Todavía sin dar crédito a lo que estaba leyendo, siguió adelante hasta terminar el reportaje, que incluía los distantes puntos de vista de varias personalidades. El redactor confirmaba que en el enfrentamiento habían caído decenas de sicarios de ambos escuadrones —¿por qué no mencionaba la muerte de Purone?, ¿acaso la consideraba una más?—, pero advertía que la masacre no terminaba con los problemas. La policía, que llevaba tiempo sin intervenir en la favela por un acuerdo tácito con los traficantes, se había visto obligada a entrar de una vez por todas, y lo había hecho acompañada del máximo despliegue militar, incluidos los blindados.

Permaneció unos segundos con los ojos estampados en la pantalla sin leer una palabra.

¿Qué tenía que ver ella con ese conflicto?

¿Qué tenía que ver su amigo del alma?

El disparo en la cara, sangre en su camiseta, sobre la pintura magenta…

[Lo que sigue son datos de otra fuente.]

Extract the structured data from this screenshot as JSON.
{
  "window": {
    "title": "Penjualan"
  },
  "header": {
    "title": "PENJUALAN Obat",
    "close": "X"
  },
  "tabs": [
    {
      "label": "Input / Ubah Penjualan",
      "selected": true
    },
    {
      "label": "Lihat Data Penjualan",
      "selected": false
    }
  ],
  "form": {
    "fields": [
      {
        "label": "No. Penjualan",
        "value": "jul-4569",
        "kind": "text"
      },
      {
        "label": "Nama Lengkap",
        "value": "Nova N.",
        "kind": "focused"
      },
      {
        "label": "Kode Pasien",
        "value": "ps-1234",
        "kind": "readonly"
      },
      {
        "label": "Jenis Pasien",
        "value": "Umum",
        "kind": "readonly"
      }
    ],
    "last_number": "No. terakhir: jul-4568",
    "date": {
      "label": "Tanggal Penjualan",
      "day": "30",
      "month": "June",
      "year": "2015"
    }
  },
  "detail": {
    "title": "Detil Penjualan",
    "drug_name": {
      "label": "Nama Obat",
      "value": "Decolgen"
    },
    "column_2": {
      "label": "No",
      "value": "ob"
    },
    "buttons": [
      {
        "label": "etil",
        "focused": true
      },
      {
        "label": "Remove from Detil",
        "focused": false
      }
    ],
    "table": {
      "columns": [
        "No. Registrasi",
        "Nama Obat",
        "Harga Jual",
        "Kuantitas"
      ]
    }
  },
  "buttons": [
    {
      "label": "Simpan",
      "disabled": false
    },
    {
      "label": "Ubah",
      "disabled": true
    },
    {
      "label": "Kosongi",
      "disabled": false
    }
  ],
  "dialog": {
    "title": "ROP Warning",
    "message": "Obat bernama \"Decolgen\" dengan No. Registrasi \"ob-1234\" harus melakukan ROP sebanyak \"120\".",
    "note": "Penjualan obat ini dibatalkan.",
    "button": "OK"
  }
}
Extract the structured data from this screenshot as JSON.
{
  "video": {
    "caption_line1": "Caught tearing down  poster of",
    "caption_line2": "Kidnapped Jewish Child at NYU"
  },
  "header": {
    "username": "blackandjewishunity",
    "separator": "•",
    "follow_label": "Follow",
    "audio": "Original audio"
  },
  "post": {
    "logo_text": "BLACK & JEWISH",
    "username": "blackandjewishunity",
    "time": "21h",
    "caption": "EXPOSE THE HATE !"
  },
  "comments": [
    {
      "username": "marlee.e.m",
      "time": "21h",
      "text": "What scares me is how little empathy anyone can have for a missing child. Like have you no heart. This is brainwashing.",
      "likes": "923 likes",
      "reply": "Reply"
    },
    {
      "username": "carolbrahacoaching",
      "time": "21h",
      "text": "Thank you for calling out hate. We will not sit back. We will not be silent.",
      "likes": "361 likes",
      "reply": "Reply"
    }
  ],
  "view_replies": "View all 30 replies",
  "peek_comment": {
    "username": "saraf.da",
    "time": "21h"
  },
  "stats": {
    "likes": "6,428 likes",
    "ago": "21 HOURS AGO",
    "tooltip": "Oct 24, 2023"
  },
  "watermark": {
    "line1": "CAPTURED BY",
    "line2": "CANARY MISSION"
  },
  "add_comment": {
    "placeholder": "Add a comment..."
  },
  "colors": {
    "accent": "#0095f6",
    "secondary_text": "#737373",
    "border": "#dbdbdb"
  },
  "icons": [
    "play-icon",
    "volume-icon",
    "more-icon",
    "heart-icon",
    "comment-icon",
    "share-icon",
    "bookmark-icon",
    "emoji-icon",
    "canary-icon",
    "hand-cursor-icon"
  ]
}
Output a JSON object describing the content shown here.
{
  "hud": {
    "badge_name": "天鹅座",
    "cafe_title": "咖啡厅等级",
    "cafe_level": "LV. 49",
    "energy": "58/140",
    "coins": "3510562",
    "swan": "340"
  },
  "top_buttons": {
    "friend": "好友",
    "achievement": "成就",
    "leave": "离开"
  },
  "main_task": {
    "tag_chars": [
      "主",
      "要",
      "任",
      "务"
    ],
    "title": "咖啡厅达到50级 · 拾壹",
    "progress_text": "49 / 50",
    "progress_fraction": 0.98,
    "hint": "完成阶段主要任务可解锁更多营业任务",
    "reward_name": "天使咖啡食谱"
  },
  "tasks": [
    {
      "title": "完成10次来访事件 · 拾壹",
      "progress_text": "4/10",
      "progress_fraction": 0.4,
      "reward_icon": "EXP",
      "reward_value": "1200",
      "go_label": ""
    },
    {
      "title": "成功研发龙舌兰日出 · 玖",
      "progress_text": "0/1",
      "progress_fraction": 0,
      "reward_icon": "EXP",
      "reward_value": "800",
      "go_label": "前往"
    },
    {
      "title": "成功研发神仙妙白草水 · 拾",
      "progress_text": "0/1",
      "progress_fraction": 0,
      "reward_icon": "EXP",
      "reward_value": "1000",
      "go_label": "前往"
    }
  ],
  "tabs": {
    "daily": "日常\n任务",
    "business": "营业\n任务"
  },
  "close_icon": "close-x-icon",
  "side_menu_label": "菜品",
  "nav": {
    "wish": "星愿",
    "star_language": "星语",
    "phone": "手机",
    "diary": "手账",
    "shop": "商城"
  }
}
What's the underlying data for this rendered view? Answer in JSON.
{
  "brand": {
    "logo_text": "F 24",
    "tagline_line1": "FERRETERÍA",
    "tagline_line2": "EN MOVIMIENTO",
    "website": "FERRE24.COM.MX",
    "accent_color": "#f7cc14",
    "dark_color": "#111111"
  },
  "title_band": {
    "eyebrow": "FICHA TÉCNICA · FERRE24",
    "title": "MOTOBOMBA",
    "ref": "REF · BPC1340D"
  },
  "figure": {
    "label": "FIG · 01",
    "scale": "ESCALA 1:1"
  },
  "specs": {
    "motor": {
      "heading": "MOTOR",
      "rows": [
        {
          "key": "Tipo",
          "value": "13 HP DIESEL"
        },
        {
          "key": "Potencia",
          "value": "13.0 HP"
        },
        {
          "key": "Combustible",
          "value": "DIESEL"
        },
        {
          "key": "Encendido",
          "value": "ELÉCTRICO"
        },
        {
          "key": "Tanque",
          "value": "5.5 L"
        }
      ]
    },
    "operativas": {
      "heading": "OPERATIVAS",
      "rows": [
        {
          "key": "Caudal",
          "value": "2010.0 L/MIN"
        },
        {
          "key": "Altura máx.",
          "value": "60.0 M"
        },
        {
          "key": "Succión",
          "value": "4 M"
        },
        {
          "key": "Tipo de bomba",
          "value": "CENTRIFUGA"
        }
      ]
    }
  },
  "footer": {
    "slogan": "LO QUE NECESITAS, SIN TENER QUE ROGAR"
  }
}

Accedió a su cuenta de correo para escribir sin más demoras los dos mails que había previsto enviar, pero antes chequeó el buzón de entrada. Había un mensaje nuevo, procedente de una dirección desconocida. Estaba compuesta por varias letras escogidas de forma aleatoria:

lcmytepyafyh¿d?@gmail.com

Lo más probable es que fuera un spam que había esquivado los filtros. Cuando se disponía a mandarlo a la papelera se fijó en el asunto:

No me elimines a mí también

Cantaba a virus por los cuatro costados pero, después de lo que había pasado, algo en el tono de aquella frase le impedía pulsar la techa de borrado.

Llevada por un último impulso, se decidió a abrirlo.

Clic.

Una tonelada de plomo le golpeó la cabeza.

Tuvo que leerlo tres veces. Decía:

Purone = Daño colateral.

¿Hasta dónde llegarías para cambiar el mundo?